Tracking Threats as Climate Science, Law and Politics Collide
After four turbulent years of deregulatory pressure and assaults on science-based policymaking and scientists themselves, experts and researchers emerge from the maelstrom to discuss the next steps at the intersection of climate science, law, and the public sphere.
This event is free; here’s how to join.
It will be hosted by the Earth Insitute and moderated by journalist Andy Revkin.
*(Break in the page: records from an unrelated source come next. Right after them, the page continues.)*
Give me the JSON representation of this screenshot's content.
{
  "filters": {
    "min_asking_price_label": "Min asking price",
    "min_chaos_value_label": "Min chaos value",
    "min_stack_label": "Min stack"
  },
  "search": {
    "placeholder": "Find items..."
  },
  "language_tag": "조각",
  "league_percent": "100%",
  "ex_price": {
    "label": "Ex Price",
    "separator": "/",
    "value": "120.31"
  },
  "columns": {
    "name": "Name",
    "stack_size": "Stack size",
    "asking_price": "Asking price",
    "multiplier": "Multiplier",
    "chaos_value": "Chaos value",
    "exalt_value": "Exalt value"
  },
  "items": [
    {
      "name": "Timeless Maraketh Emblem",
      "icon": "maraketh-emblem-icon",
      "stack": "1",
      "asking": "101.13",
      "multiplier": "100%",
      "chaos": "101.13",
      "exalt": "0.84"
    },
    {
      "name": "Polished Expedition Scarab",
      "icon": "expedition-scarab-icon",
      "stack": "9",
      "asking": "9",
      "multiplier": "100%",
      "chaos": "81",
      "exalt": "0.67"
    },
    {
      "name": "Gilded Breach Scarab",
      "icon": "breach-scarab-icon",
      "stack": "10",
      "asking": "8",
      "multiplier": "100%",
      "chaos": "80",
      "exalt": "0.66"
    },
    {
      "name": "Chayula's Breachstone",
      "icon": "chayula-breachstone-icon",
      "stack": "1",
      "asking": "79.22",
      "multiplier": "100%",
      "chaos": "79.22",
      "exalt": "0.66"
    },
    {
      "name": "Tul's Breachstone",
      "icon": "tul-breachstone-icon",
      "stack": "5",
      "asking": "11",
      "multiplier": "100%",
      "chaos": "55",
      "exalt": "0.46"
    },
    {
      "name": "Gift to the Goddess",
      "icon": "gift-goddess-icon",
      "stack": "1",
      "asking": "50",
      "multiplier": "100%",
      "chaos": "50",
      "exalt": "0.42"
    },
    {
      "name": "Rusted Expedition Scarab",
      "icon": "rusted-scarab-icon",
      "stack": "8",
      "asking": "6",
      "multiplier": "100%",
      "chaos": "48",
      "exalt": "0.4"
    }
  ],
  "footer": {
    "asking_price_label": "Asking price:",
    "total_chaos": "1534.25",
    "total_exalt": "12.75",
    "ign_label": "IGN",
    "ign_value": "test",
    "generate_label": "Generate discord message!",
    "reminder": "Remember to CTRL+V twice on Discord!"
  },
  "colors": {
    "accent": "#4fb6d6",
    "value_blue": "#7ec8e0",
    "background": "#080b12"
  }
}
His guests for this brisk discussion are:
Lauren Kurtz, executive director of the Climate Science Legal Defense Fund and a founder of the Silencing Science Tracker, run in collaboration with the Sabin Center for Climate Change Law.
Michael E. Mann, an early client of the Defense Fund, is a Distinguished Professor of Atmospheric Science at Penn State and director of the Penn State Earth System Science Center (ESSC). Mann, who was targeted starting 20 years ago for his climate research and public outreach, has written several books, including the forthcoming “The New Climate War: The Fight to Take Back Our Planet” and “The Hockey Stick and the Climate Wars: Dispatches from the Front Lines.”
Adam Sobel, Columbia University professor of physics, applied math and earth and environmental science with a focus on extreme weather in a changing climate; Deep Convection podcaster; author of “Storm Surge: Hurricane Sandy, Our Changing Climate, and Extreme Weather of the Past and Future.” Sobel will discuss themes in “What science and democracy have in common: us, hopefully,” a recent essay published in the Bulletin of the Atomic Scientists.
Romany M. Webb, Senior Fellow and Associate Research Scholar, Sabin Center for Climate Change Law, Columbia Law School, will explore the origins and work of the Climate Deregulation Tracker.